In diesen Tagen bekamen alle Beteiligten tiefe Einblicke in die Besonderheiten der finnischen Forstwirtschaft, die lange Tradition und Nachhaltigkeit der Papierwirtschaft, die Craft-Beer-Kultur und das bunte Modelabel Marimekko. Der Umgang Finnlands mit der Coronakrise, die Fortschrittlichkeit in Bezug auf die Digitalisierung vieler Lebensbereiche, die Besonderheiten der finnischen Sprache und die Bedeutung des Tourismus waren mit etlichen Details ausgeschmückt.

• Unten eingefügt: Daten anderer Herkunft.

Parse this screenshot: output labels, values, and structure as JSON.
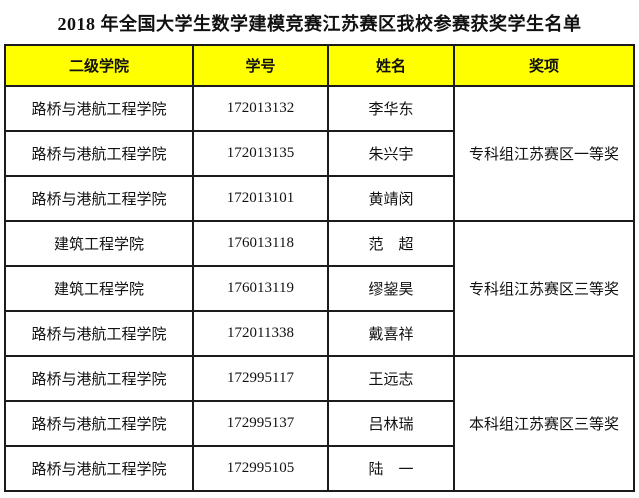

Auch andere Studiengänge digital unterwegs
Nicht nur diese beiden Studiengänge - Marketing & Kommunikationsmanagement sowie Wirtschaft & Management - profitierten von der Auslandsreise-Alternative. Wie sie begeben sich von Kufstein aus auch andere auf digitalen Pfaden durch Europa und die Welt.
"Uns fehlt die Präsenz"
Bei allen Vorteilen, die das Digitale mit sich bringt, erinnert Alexandra Brunner-Sperdin allerdings an den Kern des Studiums: "Uns fehlt die Präsenz. Das Arbeiten und Lernen daheim ist schon in Ordnung. Auf lange Sicht geht es aber nicht ohne Kontakte zu Lektoren und den Austausch in der Gruppe, von Angesicht zu Angesicht." Nichtsdestotrotz haben sie und ihre Kollegen viel von der pädagogischen Weiterentwicklung der Lehre mitgenommen. "Die echte persönliche Anwesenheit braucht es aber auf jeden Fall wieder", stellt sie fest.